Postby crustyasp46 » Wed Jan 11, 2012 1:58 pm

CES 2012

Intel’s Mooly Eden showed off what the computers of the future will look like: ultra-thin, voice-recognising, touch-sensitive, these are the devices that will shape the homes and workplaces of the future. And as Eden said, it’s not about processor speeds or advanced specifications as far as consumers are concerned: so he showed off blazingly fast graphics by blowing up a simulated bridge.
Most interesting features were the suggestions that forthcoming ultrabook laptops will incorporate touch, so that zooming in on a webpage will be as easy as it is on a tablet currently, but typing will offer the familiar laptop experience. For the first time, both touching and typing seemed to add up to more than the sum of their parts. The Nikiski concept laptop, meanwhile, includes a giant, transparent touchscreen – when it’s folded up you can still see all the useful bits of your schedule, courtesy of Windows 8’s mobile phone style interface.

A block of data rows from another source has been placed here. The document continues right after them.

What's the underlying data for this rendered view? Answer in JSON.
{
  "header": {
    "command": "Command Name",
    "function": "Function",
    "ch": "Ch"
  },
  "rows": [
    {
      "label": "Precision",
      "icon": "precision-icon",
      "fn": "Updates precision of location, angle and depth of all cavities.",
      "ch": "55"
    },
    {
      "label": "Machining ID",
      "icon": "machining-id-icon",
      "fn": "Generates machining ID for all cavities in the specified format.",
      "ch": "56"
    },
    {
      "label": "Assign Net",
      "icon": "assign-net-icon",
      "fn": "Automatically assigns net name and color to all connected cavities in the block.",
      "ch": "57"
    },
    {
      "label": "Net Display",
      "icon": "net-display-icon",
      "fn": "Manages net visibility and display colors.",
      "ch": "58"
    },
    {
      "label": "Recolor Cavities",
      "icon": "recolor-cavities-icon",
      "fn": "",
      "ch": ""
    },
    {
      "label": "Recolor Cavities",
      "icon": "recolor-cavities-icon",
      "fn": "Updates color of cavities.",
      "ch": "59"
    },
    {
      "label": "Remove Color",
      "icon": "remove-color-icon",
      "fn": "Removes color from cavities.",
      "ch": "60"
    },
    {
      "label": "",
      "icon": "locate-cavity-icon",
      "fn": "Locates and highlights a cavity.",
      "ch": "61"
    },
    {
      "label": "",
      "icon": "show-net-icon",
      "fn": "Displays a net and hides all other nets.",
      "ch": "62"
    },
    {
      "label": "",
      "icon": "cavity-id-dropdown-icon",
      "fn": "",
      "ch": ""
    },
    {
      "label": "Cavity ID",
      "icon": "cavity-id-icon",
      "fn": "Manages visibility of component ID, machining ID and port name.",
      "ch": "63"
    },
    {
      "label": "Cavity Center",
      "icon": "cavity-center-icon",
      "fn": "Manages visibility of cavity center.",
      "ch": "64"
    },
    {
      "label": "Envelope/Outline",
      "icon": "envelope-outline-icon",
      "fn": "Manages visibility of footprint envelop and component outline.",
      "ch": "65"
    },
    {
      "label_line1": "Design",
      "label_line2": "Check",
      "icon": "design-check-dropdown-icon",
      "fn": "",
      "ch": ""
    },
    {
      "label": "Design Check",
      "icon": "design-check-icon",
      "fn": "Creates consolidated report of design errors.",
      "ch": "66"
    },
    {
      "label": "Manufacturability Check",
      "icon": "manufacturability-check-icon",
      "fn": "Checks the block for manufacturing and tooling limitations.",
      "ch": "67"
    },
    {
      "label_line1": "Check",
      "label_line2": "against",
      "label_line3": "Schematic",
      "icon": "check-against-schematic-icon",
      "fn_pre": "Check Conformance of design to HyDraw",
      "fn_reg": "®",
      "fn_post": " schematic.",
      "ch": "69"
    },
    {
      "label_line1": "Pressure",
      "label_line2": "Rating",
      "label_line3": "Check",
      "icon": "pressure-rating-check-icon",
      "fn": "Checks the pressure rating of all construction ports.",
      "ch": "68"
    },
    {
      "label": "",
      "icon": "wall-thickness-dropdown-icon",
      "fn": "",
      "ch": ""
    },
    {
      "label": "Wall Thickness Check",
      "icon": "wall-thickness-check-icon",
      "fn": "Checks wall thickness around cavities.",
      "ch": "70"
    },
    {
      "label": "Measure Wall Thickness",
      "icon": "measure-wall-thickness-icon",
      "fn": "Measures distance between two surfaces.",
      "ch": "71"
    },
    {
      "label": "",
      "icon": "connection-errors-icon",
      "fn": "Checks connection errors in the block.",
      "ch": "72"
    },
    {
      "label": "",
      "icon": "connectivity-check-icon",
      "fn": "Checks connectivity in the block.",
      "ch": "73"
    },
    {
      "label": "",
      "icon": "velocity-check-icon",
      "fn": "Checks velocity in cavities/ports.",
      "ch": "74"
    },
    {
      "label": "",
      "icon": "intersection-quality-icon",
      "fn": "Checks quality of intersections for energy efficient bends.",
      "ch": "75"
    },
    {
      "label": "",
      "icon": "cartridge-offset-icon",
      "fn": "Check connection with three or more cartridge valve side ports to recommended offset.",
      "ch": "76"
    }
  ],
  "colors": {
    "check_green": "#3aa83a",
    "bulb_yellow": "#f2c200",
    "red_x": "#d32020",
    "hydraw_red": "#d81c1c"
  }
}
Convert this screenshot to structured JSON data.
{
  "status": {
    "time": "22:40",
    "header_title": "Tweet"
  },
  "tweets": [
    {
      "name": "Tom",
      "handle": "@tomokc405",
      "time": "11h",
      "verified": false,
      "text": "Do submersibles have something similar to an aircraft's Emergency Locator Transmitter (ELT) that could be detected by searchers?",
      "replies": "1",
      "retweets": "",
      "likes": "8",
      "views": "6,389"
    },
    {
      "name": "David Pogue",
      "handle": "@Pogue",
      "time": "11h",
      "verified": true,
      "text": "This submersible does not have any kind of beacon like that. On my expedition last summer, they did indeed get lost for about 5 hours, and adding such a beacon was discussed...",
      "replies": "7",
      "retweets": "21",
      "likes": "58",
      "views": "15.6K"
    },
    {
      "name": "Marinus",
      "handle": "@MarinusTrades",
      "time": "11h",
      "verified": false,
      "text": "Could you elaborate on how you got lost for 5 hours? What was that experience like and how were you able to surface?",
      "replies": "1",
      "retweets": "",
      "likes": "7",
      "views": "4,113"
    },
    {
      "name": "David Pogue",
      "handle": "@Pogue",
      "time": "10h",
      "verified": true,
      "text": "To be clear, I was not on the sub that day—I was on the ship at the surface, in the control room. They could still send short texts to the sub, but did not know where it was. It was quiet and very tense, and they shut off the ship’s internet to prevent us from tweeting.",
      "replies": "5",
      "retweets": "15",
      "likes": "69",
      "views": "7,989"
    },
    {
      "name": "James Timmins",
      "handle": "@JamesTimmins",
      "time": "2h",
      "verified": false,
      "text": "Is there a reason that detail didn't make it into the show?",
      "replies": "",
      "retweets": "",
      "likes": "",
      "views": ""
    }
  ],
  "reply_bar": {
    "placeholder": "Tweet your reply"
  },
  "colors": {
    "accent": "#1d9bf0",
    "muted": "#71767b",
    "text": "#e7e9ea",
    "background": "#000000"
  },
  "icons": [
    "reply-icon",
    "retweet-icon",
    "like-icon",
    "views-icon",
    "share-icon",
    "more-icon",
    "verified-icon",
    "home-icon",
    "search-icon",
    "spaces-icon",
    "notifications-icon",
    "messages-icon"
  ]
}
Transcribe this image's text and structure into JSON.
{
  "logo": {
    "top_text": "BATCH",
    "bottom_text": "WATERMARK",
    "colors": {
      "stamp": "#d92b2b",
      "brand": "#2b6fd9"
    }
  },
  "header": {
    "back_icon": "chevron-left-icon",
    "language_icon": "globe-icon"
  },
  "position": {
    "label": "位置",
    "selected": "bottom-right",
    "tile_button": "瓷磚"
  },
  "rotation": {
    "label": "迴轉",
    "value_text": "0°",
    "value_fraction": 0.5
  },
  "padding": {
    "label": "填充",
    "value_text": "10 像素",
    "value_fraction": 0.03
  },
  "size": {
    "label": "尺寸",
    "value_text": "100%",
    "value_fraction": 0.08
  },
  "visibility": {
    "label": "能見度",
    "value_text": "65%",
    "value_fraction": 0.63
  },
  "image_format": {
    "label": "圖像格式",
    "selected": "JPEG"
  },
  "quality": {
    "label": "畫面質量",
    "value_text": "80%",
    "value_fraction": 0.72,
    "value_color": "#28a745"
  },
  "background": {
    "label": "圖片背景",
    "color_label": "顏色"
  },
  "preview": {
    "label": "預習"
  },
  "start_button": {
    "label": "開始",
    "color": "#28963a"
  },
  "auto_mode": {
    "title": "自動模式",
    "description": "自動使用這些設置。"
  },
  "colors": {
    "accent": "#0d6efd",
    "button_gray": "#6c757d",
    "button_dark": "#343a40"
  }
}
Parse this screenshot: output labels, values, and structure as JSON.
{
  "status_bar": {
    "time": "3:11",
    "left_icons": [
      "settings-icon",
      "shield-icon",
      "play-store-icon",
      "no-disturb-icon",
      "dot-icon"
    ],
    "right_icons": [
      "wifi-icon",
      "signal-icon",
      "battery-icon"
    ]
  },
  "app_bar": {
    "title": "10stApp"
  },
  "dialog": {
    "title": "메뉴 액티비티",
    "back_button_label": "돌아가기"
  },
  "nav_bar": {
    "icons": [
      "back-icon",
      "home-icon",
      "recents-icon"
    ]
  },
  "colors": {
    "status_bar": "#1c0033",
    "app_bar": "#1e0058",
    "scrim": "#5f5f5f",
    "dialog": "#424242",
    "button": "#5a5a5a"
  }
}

So too is Windows 8 itself – Microsoft CEO Steve Ballmer showed off a clever ‘picture unlock’ facility, where users touch the right parts of a picture to unlock their phone or tablet. It’s cute and fun but also functional. Indeed, many of the existing, elegant features of Windows 8 were shown of deftly – but Ballmer’s speech was still not enough to keep everyone in the room until the end. IN many, ways, perhaps, he was proving Microsoft’s reasons for leaving the show: just after Christmas, there’s nothing in the product cycle to shout about.

Intel, meanwhile, almost casually showed off a feature that lets users throw virtual object at a computer which then appear on screen. It’s exactly what Microsoft showed off with Kinect’s Sesame Street integration later. Except Intel didn’t make a fuss about the software, they just showed what it can do. And that’s the problem – increasingly and largely thanks to Apple, consumers don’t want to know what computers do, they just want them to get out of the way and let them get on with doing it elegantly and easily. So Intel can get people excited about beautiful laptops and about what their chips enable.